“Vous voyez que je suis juste et impartial, quoique je suis reconnu, depuis 40 années, d’être le plus grand et le plus sincère Napoléonien qui existe.” And: “Vous ne pouvez concevoir à quel point les gens ici sont courtisans et plats valets; vanité et succès sont les deux mots d’ordres.… Tout marche à l’Empire.” In conclusion: “Ah! if I were rich, I would soon be in London. Here I am an exile.”

A few days later he writes again to much the same purport, and says: “J’ai l’air d’être dans une opposition, parce que je n’approuve pas la route que Louis a pris pour arriver où il en est maintenant.” Who can doubt that Louis Napoleon blundered in not asking for and accepting D’Orsay’s advice? But then it was natural that he should not have done so; the little seldom care to accept the aid of the great.


XXIX
DEATH

In the early part of 1852 a trouble of the spine became apparent, causing poor D’Orsay much pain and sickness, which he bore with admirable and uncomplaining patience. In July the doctors ordered him to Dieppe, whither he went accompanied by the faithful Misses Power; but it was too late; death was evidently at hand. At the end of the month he returned to Paris, to die.

On 2nd August, the Archbishop of Paris visited him, and on parting, embraced him, saying: “J’ai pour vous plus que de l’amitié, j’ai de l’affection.” The next day he received the last consolations of the Church at the hands of the curé of Chambourcy.

Madden had visited him during his last weeks, and has left a strange account of an interview with him, which must be quoted verbatim:—

“The wreck only of the beau D’Orsay was there.
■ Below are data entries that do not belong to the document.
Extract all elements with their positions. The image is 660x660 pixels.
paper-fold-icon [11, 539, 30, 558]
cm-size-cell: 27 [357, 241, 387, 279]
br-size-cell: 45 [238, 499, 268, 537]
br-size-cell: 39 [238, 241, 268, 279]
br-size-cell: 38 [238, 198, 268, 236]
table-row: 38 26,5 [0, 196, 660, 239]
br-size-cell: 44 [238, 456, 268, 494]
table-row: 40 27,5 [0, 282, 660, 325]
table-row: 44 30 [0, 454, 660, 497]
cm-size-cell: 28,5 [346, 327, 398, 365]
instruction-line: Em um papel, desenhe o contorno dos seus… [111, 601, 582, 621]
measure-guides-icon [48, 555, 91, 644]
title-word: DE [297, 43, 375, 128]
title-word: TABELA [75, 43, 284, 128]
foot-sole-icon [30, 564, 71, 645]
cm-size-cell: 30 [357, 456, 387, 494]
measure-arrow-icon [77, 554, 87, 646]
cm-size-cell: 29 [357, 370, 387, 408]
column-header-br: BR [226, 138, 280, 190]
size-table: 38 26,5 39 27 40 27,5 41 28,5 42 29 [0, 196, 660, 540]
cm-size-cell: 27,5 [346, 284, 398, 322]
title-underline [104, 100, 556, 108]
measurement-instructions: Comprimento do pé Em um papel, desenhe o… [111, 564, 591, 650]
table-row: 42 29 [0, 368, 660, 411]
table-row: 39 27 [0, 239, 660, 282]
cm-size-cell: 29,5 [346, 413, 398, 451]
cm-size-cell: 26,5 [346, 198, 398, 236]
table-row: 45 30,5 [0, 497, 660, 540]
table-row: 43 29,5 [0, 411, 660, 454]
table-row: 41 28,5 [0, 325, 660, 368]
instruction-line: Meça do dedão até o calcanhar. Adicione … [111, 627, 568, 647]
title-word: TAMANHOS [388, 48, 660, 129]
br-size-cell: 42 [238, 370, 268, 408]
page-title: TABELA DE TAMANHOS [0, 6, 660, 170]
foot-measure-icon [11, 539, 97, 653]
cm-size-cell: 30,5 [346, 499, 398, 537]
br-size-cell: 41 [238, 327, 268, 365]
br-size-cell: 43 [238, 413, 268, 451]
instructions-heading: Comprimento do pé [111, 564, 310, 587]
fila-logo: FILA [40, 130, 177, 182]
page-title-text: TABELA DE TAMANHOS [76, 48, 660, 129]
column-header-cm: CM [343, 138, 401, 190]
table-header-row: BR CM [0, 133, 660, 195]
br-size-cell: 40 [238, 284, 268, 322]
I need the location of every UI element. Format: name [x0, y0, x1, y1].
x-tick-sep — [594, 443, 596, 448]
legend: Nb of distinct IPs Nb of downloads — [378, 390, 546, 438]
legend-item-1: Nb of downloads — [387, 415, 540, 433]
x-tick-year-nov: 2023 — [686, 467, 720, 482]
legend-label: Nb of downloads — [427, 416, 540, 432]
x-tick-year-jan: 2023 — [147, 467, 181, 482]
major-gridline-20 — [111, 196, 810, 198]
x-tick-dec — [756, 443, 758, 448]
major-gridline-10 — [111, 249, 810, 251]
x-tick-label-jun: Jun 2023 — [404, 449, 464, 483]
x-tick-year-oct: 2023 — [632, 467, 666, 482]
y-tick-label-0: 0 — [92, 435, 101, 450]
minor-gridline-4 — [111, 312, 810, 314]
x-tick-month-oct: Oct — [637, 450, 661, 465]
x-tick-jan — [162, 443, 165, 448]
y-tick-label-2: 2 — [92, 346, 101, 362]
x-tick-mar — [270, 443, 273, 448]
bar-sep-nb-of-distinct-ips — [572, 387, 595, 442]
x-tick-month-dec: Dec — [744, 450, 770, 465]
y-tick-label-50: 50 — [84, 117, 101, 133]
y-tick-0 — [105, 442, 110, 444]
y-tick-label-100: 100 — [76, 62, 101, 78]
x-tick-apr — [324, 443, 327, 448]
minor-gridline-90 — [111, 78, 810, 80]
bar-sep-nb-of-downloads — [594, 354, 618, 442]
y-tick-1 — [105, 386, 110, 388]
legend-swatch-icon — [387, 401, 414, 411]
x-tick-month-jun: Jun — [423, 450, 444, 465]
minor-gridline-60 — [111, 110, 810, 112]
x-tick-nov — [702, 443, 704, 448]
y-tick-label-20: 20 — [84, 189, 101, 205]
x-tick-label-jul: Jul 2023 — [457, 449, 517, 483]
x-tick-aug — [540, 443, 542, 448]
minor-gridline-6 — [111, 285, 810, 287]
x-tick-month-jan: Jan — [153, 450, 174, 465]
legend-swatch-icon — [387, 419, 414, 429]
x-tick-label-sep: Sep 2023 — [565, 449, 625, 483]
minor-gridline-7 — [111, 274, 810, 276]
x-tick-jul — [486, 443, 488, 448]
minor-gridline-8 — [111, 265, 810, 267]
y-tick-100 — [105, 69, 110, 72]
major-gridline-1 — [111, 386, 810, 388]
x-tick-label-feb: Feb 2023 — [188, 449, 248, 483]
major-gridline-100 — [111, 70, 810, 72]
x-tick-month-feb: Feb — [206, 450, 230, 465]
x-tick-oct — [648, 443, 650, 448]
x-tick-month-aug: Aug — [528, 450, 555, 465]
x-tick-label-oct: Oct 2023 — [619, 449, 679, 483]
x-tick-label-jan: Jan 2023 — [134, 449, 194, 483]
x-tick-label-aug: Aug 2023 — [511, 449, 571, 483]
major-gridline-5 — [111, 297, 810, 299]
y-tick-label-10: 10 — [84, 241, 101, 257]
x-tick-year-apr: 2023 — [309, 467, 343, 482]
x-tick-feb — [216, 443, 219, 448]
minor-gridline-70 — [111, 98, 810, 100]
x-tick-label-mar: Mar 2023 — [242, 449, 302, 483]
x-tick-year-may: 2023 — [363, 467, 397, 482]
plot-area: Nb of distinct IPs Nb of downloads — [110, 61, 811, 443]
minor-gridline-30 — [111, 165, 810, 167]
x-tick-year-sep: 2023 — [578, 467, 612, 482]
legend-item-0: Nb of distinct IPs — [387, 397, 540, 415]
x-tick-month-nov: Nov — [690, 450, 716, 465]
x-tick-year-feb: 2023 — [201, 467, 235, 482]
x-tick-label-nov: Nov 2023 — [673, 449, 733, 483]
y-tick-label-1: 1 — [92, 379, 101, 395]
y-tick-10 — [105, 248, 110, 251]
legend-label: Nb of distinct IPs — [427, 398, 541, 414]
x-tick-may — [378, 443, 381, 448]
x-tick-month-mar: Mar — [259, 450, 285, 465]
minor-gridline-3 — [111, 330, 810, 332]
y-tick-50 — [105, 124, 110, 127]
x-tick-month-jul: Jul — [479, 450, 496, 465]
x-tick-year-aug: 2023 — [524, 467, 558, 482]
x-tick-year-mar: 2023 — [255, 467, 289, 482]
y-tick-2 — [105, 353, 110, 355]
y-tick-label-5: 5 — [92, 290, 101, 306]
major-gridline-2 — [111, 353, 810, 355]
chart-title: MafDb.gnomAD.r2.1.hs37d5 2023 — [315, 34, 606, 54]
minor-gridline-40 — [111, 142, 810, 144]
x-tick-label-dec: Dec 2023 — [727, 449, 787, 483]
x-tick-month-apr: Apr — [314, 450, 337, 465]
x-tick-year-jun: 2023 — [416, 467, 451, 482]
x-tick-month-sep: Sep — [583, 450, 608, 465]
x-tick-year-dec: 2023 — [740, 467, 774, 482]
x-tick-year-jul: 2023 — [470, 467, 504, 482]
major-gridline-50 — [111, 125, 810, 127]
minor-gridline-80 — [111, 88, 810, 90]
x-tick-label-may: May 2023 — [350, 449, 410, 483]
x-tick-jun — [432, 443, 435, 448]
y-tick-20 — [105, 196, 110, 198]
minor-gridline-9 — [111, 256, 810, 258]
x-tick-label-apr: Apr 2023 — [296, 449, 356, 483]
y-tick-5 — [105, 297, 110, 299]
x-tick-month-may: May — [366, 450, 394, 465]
“He was able to sit up and walk, though with difficulty and evidently with pain, about his room, which was at once his studio, reception room, and sleeping apartment. He burst out crying when I entered the room, and continued for a length of time so much affected that he could hardly speak to me. Gradually he became composed, and talked about Lady Blessington’s death, but all the time with tears pouring down his pale wan face, for even then his features were death-stricken.